Several other groups, including Divine Nine Black Greek-letter organizations, have pledged to increase their voter engagement work this year. After forming a coalition with other Black sororities and fraternities, Alpha Kappa Alpha, the sorority that Ms. Harris joined while a student at Howard, formed a PAC to donate directly to her campaign. The PAC has raised more than $900,000 in the last two months, according to a Federal Election Commission report. Many of the donations were made in increments of $19.08 — a nod to the organization’s founding year.

Ms. Harris graduated from Howard in 1986, and the university has been something of a safe space for her amid her political rise. After being named President Biden’s vice-presidential candidate in 2020, she took up a temporary office at Founders Library in the heart of Howard’s campus. After Mr. Biden dropped out of the race in July, she made calls to allies wearing a Howard sweatshirt. As a presidential candidate, she practiced for the race’s only debate at the university, in its Cramton Auditorium.

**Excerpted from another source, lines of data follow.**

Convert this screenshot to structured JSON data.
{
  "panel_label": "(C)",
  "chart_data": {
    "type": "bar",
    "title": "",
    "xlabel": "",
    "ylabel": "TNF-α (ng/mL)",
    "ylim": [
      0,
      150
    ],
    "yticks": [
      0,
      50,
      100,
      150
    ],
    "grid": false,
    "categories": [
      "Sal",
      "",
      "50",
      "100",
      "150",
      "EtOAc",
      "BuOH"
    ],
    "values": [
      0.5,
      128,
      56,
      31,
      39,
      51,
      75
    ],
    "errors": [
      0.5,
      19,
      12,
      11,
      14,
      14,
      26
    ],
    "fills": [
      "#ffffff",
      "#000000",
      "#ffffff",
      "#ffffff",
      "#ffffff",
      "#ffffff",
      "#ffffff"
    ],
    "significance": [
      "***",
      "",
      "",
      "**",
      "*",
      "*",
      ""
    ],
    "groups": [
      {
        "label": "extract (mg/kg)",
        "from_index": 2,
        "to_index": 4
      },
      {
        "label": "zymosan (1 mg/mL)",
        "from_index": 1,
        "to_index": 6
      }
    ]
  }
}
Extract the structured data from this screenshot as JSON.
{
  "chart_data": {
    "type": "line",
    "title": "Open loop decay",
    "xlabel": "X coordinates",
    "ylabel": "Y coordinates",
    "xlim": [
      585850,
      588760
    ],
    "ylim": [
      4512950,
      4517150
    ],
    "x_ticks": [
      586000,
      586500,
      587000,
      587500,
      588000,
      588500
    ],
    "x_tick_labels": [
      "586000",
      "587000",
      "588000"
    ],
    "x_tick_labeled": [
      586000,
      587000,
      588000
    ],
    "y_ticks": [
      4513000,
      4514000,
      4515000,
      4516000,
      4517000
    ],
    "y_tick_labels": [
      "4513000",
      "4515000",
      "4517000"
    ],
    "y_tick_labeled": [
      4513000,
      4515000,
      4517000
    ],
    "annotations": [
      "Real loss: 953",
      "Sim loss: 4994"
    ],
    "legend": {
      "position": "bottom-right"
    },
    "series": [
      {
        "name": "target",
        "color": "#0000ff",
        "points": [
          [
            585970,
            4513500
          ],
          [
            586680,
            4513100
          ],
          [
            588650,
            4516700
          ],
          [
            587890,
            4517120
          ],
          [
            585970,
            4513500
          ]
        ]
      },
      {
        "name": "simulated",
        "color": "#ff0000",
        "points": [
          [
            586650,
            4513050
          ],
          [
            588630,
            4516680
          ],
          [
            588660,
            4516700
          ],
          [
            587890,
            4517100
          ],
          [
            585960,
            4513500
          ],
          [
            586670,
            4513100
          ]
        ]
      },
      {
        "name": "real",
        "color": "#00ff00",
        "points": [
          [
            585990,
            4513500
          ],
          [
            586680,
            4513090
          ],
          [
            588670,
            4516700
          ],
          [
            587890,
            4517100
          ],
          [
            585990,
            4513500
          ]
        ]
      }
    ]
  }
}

Near campus on Saturday, the Harris campaign passed out water bottles, signs and T-shirts as crowds of alumni walked to the main yard. Organizers encouraged attendees to knock on doors and make calls for Ms. Harris and passed out cards for voters to complete saying they would commit to voting.

But despite an active network of students and alumni supporting her candidacy, Howard itself has been less apt to publicly endorse her. The university has been forced to walk a thin line between expressing support for its alumni in politics without endorsing any candidate — a move that could jeopardize the federal funds that account for more than one-third of its operating budget.

But scores of Howard alumni have used Ms. Harris’s candidacy as a chance to get involved as a means of showing pride in their university and one of its most famous alumni.

“I can’t say ‘I go to Howard’ enough,” said Tonya McCray, a labor union employee who said she had been canvassing in her hometown, Waldorf, Md., for Ms. Harris for weeks and wore a Howard shirt emblazoned with “VOTE.” She said she had tried to stay positive amid tightening poll numbers and some unfriendly interactions she had had with voters during canvasses. But she still expressed confidence in Ms. Harris’s prospects.

“Never mind the fact that she’s going to be president — our first Black female president — but the fact of what she’s accomplished already just adds that extra level of confidence,” Ms. McCray said.

Alan Blinder contributed reporting from Atlanta.